The Minister of Finance, Mr Ken Ofori-Atta, presented the 2020 budget statement to Parliament on November 13, this year, stating, among other things, that the government intended to spend GH¢85.9 billion next year.
Among other things, the budget, which was presented on the theme: “Consolidating the gains for growth, jobs and prosperity for all”, targeted an overall GDP growth of 6.8 per cent, non-oil real GDP growth of 6.7 per cent, 8 per cent inflation, overall budget deficit of 4.7 per cent and budgetary surplus of 0.7 per cent.
Wages and salaries and interest payments accounted for 27.1 and 25.9 per cent respectively.
ISSER’s analysis put the budgetary allocation for infrastructure projects at GH¢9.3 billion, a figure Prof. Quartey said was inadequate, given the increasing demand on the government for roads in particular.
He said given that the Finance Minister declared 2020 as the year of roads, it was difficult for the government to deliver the needed infrastructure, especially when there was no bold steps in the budget to raise more domestic revenue.

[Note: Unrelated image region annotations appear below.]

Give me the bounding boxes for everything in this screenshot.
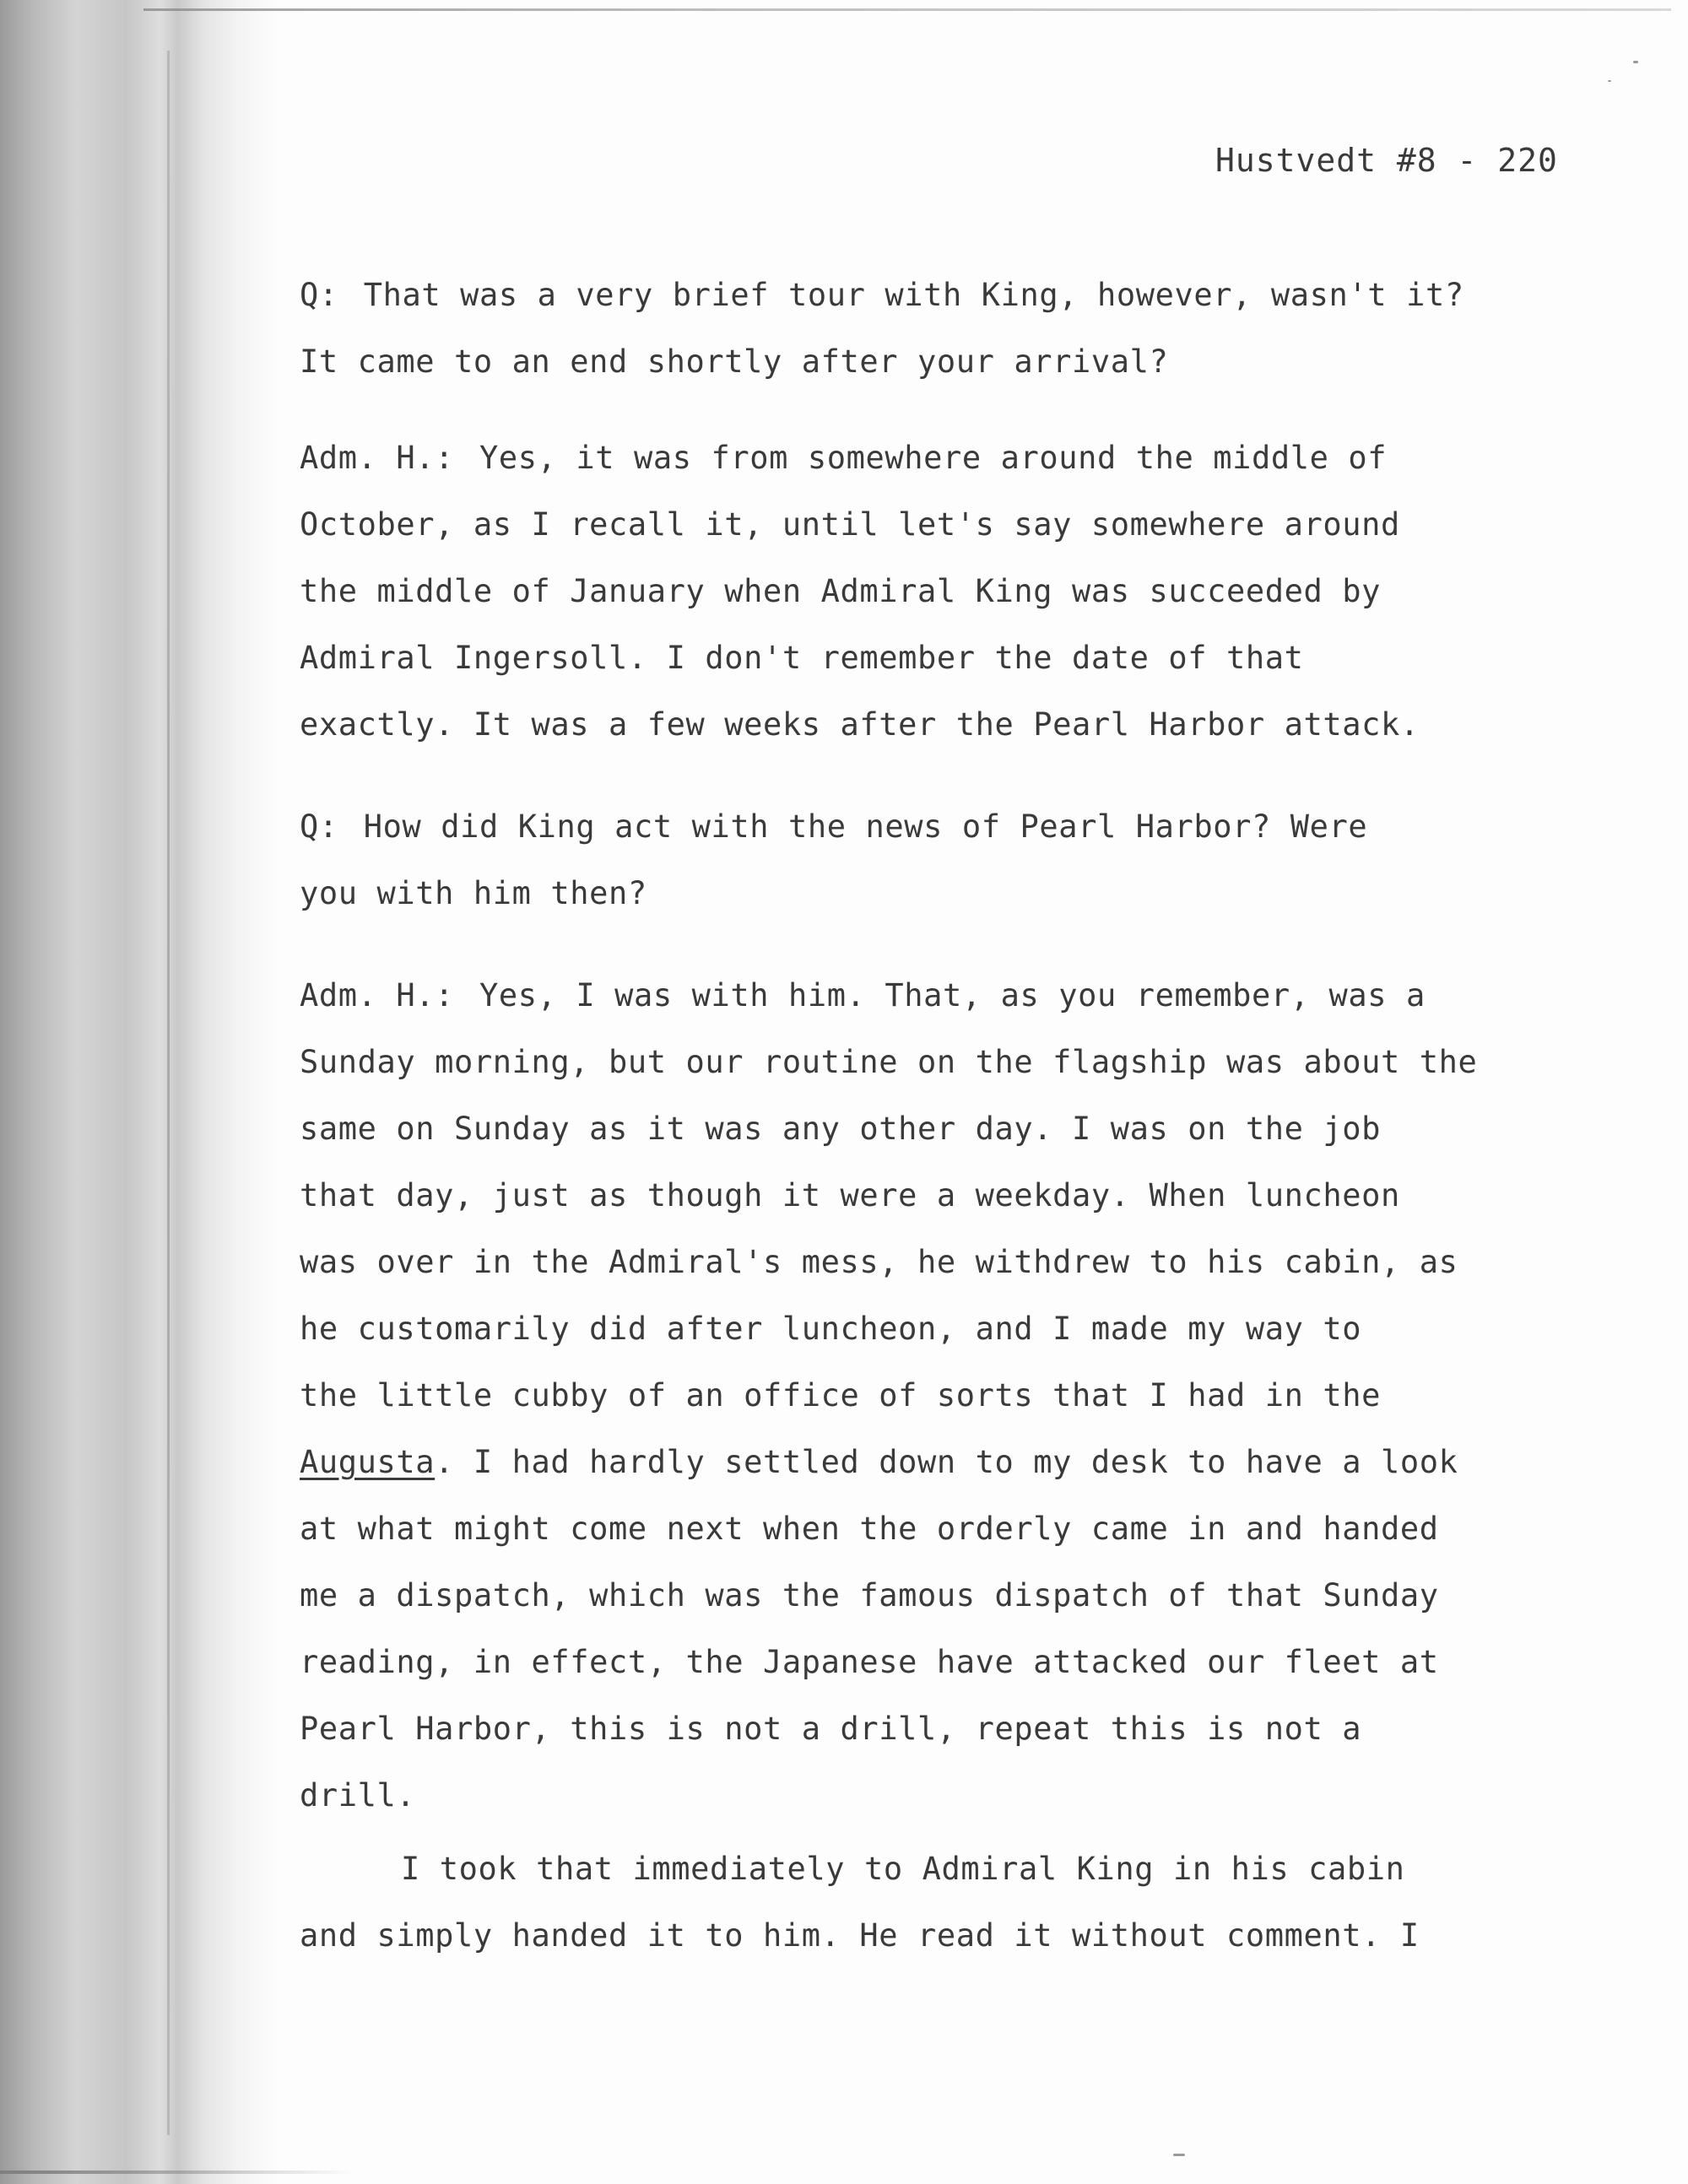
ship-name: Augusta — [300, 1444, 436, 1480]
speaker-label: Adm. H.: — [300, 977, 455, 1014]
text-line: October, as I recall it, until let's say somewhere around — [300, 506, 1400, 543]
text-line: Admiral Ingersoll. I don't remember the date of that — [300, 640, 1304, 676]
text-line: the middle of January when Admiral King was succeeded by — [300, 573, 1382, 609]
text-line: and simply handed it to him. He read it without comment. I — [300, 1917, 1420, 1954]
question-paragraph — [300, 262, 1540, 395]
speaker-label: Q: — [300, 808, 338, 845]
answer-paragraph — [300, 962, 1540, 1829]
question-paragraph — [300, 793, 1540, 927]
text-line: I took that immediately to Admiral King in his cabin — [401, 1851, 1405, 1887]
text-line — [300, 962, 1540, 1029]
answer-paragraph — [300, 424, 1540, 758]
line-text: How did King act with the news of Pearl Harbor? Were — [363, 808, 1368, 845]
text-line: the little cubby of an office of sorts that I had in the — [300, 1377, 1382, 1414]
continuation-paragraph — [300, 1835, 1540, 1969]
page-header: Hustvedt #8 - 220 — [1215, 142, 1558, 179]
speaker-label: Adm. H.: — [300, 440, 455, 476]
text-line: Sunday morning, but our routine on the flagship was about the — [300, 1044, 1478, 1080]
text-line — [300, 1429, 1540, 1495]
text-line: same on Sunday as it was any other day. I was on the job — [300, 1111, 1382, 1147]
text-line — [300, 793, 1540, 860]
text-line: Pearl Harbor, this is not a drill, repeat this is not a — [300, 1711, 1362, 1747]
speaker-label: Q: — [300, 277, 338, 313]
text-line: you with him then? — [300, 875, 647, 911]
text-line: me a dispatch, which was the famous dispatch of that Sunday — [300, 1577, 1439, 1614]
text-line: he customarily did after luncheon, and I made my way to — [300, 1311, 1362, 1347]
text-line: was over in the Admiral's mess, he withdrew to his cabin, as — [300, 1244, 1458, 1280]
line-text: Yes, I was with him. That, as you remember, was a — [479, 977, 1426, 1014]
line-text: . I had hardly settled down to my desk to have a look — [435, 1444, 1458, 1480]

“A recent research by Afro Barometer indicated that the majority of Ghanaians wanted their roads to be constructed. The government has also declared 2020 as the year of roads and the people are all demanding for roads across the country. The government will spend more to meet this demand and so the 4.7 fiscal deficit target will go up,” he stressed.
Prof. Quartey said in spite of the consistent increase in the level of discipline with the fiscal ceiling of five per cent, the projection of about 53 per cent of total expenditure on wages and salaries and interest payments meant that there would be limited space for capital expenditure.
“In 2020, outlook crisis of government crowding out the private sector and excessive pressure on the interest rate has been noted. Also, the increasing debt stock and debt sustainability remains of great concern,” he said.
The 2020 budget projected a 6.9 per cent growth for the agricultural sector, but ISSER said there was no basis for such projection, owing to the fact that the 2019 half-year growth of the sector was only 2.1 per cent.
“Given the fact that Ghana’s agricultural calendar has not changed dramatically over the period, it is surprising that the sector is projected to end the year with a 6.9 per cent growth rate,” he said.
He also said the One-district, One-factory (1D1F) policy appeared laudable, but it seemed that the 2020 budget did not present a clear policy direction on how to address or cope with dependence on the minerals and the oil sectors in the short to medium term.
On the free senior high school (FSHS) programme, he said it was not clear how much funding had been set aside to build the needed infrastructure and employ the requisite number of lecturers in preparation for the huge number of SHS graduates who would enter the universities next year.